In the early days of Bitcoin, coins were distributed via faucets. We don’t see faucets in early times of new cryptocurrency projects these days anymore. I think it’s because the cats out of the bag at this point when it comes to the question of whether digital currencies can have value or not. However, I’d argue that an equal distribution of coins leads to a stronger currency. So what community effort can we create to encourage wides spread currency distribution? Should we start a community run faucet with some sort of measure in place to prevent abuse?
What measures could prevent abuse, i.e. one person cleverly draining the faucet?
How about introducing a cost to using the faucet?
Say, paying a dollar to drain 1 Grin from the faucet?
Then we could be sure that only people genuinely interested in Grin would use it…
If that were the case wouldn’t it just make sense to buy the GRIN on an exchange?
Exactly. My tongue-in-cheek reply was trying to point out that faucets are an inherently bad idea for coins of established value.
I think that Grin had a great first year for ensuring fair distribution of coins.
$1/coin seems like a fair price to me to allow people to begin experimenting with Grin, but not so cheap to reward hoarding. There is still much uncertainty about whether this kind of emission model can succeed.
The misconceptions about Grin–erroneous conflation of emission & inflation, the idea that value accrual requires finite emission […]–have been circulated enough to keep the get-rich-quick crowd out of the stables. Personally I’m hoping for a situation in which Grin is used like instant messenger cash, with extremely high velocity, and the price growing very slowly over time. That way, users are encouraged to pay each other in Grin because they know that it’ll be roughly the same value when the person receives it and converts it back into their preferred currency.

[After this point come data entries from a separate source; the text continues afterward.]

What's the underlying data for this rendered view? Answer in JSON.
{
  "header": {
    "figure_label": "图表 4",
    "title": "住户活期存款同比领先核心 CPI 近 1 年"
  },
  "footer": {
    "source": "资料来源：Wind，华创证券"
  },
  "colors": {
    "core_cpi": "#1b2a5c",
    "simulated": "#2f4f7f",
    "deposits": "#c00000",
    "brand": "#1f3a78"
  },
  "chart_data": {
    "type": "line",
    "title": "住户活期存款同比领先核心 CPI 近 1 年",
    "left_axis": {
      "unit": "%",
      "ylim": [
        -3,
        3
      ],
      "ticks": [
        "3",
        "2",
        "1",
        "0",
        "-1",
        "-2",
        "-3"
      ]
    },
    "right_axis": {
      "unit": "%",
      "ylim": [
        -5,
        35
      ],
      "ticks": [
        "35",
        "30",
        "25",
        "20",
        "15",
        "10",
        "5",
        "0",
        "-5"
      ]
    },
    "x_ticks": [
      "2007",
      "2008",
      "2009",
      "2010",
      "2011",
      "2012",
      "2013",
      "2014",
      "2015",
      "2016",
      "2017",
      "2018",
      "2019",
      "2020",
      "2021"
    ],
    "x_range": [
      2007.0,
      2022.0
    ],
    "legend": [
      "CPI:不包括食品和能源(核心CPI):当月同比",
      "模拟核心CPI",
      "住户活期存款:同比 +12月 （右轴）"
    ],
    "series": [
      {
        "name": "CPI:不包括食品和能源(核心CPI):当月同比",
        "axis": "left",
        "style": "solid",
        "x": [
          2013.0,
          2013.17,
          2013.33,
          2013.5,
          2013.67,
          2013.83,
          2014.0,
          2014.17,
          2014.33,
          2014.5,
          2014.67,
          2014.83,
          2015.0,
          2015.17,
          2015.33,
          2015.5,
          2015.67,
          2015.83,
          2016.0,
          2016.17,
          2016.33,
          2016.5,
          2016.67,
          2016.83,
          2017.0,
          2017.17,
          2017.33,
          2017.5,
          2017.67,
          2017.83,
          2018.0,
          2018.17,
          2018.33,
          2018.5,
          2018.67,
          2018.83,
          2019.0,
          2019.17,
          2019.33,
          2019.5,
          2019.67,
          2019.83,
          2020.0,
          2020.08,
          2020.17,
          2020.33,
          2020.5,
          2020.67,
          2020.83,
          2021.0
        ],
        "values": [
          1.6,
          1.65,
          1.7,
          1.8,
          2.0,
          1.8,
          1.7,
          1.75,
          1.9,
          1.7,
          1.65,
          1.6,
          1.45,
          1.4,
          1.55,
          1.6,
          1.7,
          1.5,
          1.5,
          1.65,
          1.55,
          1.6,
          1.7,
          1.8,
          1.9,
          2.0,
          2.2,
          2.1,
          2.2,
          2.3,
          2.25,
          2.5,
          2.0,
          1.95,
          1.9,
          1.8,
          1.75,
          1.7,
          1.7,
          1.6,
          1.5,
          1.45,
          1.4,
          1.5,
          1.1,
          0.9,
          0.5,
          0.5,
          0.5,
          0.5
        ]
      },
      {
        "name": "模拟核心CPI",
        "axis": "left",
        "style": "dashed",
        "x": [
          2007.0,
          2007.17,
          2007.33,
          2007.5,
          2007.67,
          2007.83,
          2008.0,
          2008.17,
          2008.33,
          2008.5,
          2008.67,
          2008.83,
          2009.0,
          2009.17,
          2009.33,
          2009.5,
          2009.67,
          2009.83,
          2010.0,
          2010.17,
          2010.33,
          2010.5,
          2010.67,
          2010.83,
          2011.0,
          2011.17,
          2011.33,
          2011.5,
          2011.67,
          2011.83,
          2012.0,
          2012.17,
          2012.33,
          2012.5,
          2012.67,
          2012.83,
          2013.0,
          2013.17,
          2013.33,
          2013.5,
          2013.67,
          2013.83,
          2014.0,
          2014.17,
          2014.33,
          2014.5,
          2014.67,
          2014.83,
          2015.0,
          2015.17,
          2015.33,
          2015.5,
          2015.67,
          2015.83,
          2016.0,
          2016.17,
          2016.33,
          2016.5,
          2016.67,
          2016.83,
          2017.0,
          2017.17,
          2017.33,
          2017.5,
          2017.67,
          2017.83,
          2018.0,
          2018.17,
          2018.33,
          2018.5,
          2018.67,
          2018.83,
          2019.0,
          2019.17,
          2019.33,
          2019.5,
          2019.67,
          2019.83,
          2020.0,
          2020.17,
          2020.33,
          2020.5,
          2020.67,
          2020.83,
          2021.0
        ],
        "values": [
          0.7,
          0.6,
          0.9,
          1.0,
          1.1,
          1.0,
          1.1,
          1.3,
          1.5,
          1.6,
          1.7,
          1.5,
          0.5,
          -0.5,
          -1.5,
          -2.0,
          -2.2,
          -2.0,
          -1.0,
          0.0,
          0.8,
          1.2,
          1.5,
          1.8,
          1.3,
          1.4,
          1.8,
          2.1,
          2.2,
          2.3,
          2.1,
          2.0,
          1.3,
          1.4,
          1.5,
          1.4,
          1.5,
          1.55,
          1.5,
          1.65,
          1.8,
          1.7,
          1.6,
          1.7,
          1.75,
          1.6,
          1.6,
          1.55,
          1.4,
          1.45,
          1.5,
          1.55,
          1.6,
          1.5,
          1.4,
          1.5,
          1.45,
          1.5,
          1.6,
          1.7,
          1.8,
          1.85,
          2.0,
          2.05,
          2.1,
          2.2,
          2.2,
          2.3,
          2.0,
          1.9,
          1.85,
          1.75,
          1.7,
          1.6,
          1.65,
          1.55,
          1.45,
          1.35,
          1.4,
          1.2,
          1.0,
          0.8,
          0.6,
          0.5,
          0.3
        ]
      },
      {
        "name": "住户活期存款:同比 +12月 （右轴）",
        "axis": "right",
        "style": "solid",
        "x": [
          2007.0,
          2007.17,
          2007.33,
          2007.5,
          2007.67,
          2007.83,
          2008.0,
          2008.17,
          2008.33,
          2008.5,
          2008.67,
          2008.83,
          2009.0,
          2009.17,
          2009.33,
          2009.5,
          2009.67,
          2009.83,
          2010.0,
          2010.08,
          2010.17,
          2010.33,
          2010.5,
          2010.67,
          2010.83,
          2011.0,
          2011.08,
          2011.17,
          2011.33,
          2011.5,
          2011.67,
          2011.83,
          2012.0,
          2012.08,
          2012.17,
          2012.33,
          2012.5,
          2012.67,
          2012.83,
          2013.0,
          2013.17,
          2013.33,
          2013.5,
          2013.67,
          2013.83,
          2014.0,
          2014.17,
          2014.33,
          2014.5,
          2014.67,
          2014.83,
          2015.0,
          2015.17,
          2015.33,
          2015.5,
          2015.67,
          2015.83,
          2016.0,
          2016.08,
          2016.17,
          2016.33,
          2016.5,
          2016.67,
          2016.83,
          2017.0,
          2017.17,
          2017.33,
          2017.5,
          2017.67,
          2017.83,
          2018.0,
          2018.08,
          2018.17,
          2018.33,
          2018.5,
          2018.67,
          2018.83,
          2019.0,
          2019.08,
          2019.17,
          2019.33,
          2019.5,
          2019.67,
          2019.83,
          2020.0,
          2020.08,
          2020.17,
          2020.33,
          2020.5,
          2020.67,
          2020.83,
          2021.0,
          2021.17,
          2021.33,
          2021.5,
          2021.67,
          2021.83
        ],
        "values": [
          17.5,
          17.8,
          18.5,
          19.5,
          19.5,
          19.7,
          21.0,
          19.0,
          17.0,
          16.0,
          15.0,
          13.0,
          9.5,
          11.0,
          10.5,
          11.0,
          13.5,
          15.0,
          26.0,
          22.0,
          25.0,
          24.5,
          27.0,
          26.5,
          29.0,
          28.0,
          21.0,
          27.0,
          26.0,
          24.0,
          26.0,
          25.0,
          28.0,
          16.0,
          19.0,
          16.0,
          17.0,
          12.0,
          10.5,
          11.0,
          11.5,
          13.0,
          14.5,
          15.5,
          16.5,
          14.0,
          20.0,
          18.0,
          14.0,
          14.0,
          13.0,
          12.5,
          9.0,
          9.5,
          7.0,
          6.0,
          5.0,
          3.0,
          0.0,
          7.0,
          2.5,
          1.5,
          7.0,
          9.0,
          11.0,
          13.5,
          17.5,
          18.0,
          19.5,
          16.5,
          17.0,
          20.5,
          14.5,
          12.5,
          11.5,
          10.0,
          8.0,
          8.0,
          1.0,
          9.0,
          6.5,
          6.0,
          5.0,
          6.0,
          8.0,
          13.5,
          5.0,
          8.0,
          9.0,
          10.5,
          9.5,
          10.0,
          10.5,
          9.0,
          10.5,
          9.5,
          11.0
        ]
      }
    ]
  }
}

(Edit) Is something like $DAI possible in the Grin ecosystem?
One idea could be to limit the faucet output over time (x amount per minute), randomly select recipient on the event of output, and require participants to provide a proof-of-work or run a verifiable delay function to limit entries. The difference between this and mining is the cost for the PoW/VDF should be greater than the reward comparatively to mining on-chain. The whole point is to not make the faucet a business endeavor, but rather a means wider participation in the distribution of the coin.